On my Mom-memory shelf, I have two bottles of her Eternity perfume. One bottle is almost empty. She gave it to me the summer before she died. She knew I wanted to keep that smell and she herself had a brand new bottle. “I wish I could put some of this new bottle into the old bottle for you!” she said. “But, you can have this new bottle… after.” Now I have both bottles. I spritz some on every once in a while, but it mixes differently with my skin than it did with hers. It smells too strong. Fake, somehow. Not quite right.

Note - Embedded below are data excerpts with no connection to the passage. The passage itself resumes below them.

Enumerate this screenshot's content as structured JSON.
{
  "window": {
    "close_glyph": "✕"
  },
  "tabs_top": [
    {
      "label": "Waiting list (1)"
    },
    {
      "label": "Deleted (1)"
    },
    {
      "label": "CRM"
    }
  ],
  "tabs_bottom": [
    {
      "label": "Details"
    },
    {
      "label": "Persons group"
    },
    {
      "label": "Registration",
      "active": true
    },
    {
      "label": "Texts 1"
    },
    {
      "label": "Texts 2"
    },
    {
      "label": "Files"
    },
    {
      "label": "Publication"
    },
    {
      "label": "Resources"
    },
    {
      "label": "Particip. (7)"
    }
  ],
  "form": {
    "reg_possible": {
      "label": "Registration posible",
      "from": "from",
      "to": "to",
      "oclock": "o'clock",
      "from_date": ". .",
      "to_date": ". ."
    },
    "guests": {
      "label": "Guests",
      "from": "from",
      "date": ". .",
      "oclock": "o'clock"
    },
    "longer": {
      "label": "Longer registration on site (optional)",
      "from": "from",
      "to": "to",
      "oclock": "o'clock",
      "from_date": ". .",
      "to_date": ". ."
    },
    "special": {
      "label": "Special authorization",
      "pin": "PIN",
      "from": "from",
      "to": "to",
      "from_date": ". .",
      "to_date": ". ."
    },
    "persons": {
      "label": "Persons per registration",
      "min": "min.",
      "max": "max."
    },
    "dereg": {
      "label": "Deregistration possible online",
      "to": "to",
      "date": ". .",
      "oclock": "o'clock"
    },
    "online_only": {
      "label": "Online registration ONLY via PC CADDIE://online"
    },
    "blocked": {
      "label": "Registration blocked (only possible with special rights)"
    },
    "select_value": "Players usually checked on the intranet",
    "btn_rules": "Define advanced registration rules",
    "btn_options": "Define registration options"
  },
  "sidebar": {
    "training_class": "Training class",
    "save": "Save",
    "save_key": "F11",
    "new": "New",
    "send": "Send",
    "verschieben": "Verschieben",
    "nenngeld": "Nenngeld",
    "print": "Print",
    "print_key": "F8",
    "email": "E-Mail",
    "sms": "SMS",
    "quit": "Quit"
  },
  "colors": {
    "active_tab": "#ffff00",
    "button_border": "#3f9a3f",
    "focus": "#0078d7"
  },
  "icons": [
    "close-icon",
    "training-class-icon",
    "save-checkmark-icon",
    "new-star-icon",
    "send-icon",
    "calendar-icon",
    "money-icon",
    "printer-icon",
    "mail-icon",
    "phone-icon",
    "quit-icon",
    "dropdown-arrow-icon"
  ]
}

Between Exclamation and Eternity, Mom did have a Ralph Lauren Blue period. I think she wore it most when my kids were young. Every once in a while, Zoe will take Blue out of my makeup drawer when I’m not around, and spray just a little in the air (instead of under her arms!). She knows I love to be surprised by the scent. Blue smells like little-girl hugs after a long drive or getting in the car to go out for dinner. And it pairs perfectly with the smells of freshly applied makeup and a second cup of coffee. When I smell Blue, the subconscious parts of my brain and heart think that Mom was just here and that she has simply gone into another room.
I am reminded of these words from Henry Scott Holland (1847-1918), religious professor of divinity at Oxford from 1910 until his death.
[Part of me pushes against this description, for death is certainly a Great Discontinuity. Death is not the way it is supposed to be. As subsequent Oxford professor, C.S. Lewis, wrote in A Grief Observed, “It is hard to have patience with people who say, ‘There is no death’ or ‘death doesn’t matter.’ There is death. And whatever is matters. And whatever happens has consequences, and it and they are irrevocable and irreversible. You might as well say that birth doesn’t matter.” Death matters in horrible and hard ways. AND YET…!]
Death is nothing at all. It does not count. I have only slipped away into the next room. Nothing has happened. Everything remains exactly as it was. I am I, and you are you, and the old life that we lived so fondly together is untouched, unchanged… Life means all that it ever meant. It is the same as it ever was. There is absolute and unbroken continuity. What is this death but a negligible accident? Why should I be out of mind because I am out of sight? I am but waiting for you, for an interval, somewhere very near, just round the corner. All is well.
…There is a sense in which death is the doorway to another Room. Catching the aroma of Blue in this interval of time between the Now and the Not Yet reminds me of the mystery and the closeness and the around-the-corner-ness of eternity.